Plants in the river are also important in food webs, with microscopic
algae being eaten when they are alive, whereas larger aquatic plants mainly
enter food chains after they have died. A process called cascade interactions
in food webs occurs when one group of organisms indirectly affects another
group by feeding on the animals that eat them. An example is where predators
eat herbivores that feed on the plants and by so doing allow the plants
they would have consumed to multiply.
Understanding river systems both physically and ecologically, involves
four conceptual models. A conceptual model is what scientists use to illustrate
how they think a river system should function.
River Continuum Concept.
The way in which river communities are structured to make use of different
types of energy such as that derived from aquatic plants versus that
coming from plants on land, changes along the length of a river. This
process of change is to some extent, rather predictable and has been
summarised in a model referred to as the River Continuum Concept.
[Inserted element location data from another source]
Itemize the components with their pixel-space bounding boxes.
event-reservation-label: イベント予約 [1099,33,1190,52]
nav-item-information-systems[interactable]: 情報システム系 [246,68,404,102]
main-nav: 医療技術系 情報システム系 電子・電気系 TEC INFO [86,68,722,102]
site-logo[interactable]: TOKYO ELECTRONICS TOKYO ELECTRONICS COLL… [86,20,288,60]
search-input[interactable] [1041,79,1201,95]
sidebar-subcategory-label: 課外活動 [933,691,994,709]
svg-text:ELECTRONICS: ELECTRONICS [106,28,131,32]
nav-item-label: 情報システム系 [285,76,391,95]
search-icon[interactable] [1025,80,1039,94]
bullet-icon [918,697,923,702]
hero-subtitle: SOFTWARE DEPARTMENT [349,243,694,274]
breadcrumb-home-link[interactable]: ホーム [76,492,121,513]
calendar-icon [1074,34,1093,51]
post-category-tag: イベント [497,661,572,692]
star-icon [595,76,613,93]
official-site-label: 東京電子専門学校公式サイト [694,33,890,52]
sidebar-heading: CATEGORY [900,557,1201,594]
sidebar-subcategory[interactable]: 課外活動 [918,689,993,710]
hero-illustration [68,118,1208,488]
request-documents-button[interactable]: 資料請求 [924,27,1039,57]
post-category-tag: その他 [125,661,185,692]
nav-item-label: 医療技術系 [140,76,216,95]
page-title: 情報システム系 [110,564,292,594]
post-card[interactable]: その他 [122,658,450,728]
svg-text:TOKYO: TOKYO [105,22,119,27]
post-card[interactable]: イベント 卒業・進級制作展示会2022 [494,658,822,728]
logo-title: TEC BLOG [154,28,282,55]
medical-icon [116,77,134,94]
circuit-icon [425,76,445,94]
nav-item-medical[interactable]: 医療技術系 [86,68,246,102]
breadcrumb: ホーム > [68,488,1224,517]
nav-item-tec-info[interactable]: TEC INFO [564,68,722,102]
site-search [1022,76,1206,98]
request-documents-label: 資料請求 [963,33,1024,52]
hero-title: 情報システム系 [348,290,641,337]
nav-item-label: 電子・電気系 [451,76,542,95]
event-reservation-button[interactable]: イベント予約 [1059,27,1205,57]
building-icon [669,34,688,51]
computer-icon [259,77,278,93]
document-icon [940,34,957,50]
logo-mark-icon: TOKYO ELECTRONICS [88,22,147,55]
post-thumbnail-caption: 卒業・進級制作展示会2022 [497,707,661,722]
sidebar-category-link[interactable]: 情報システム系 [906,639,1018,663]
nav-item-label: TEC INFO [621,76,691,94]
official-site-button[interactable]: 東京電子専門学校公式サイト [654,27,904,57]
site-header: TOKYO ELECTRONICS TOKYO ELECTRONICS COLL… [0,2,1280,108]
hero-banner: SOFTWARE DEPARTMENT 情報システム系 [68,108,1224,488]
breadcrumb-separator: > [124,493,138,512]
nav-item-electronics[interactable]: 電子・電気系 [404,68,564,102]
The River Flood-Pulse Concept. This concept
stresses the importance of the lateral flow of materials in response
to the river flood cycle, and in particular it identifies the importance
of floodplains in the Mekong and other large tropical rivers. Both of
these models are useful aids to thinking about river ecology. Human
activities interfere with the natural downstream transition in community
organization along rivers.
Nutrient Spiralling Concept.
This concept is also referred to as resource spiralling describes how
organic matter in a river system moves and is processed. It explains
the ways in which different components of the community interact to
capture and transfer nutrients among themselves, thereby slowing their
Serial Discontinuity Concept. This concept
provides a model based upon consideration of how disrupting the natural
structure of the river, by separating its naturally occurring parts,
influences river functions. This concept provides a very helpful tool
for predicting the effects of impacts, such as dam building, on river
ecology and provides a means for illustrating the relationship between
where a dam is built and its potential impact on the river system.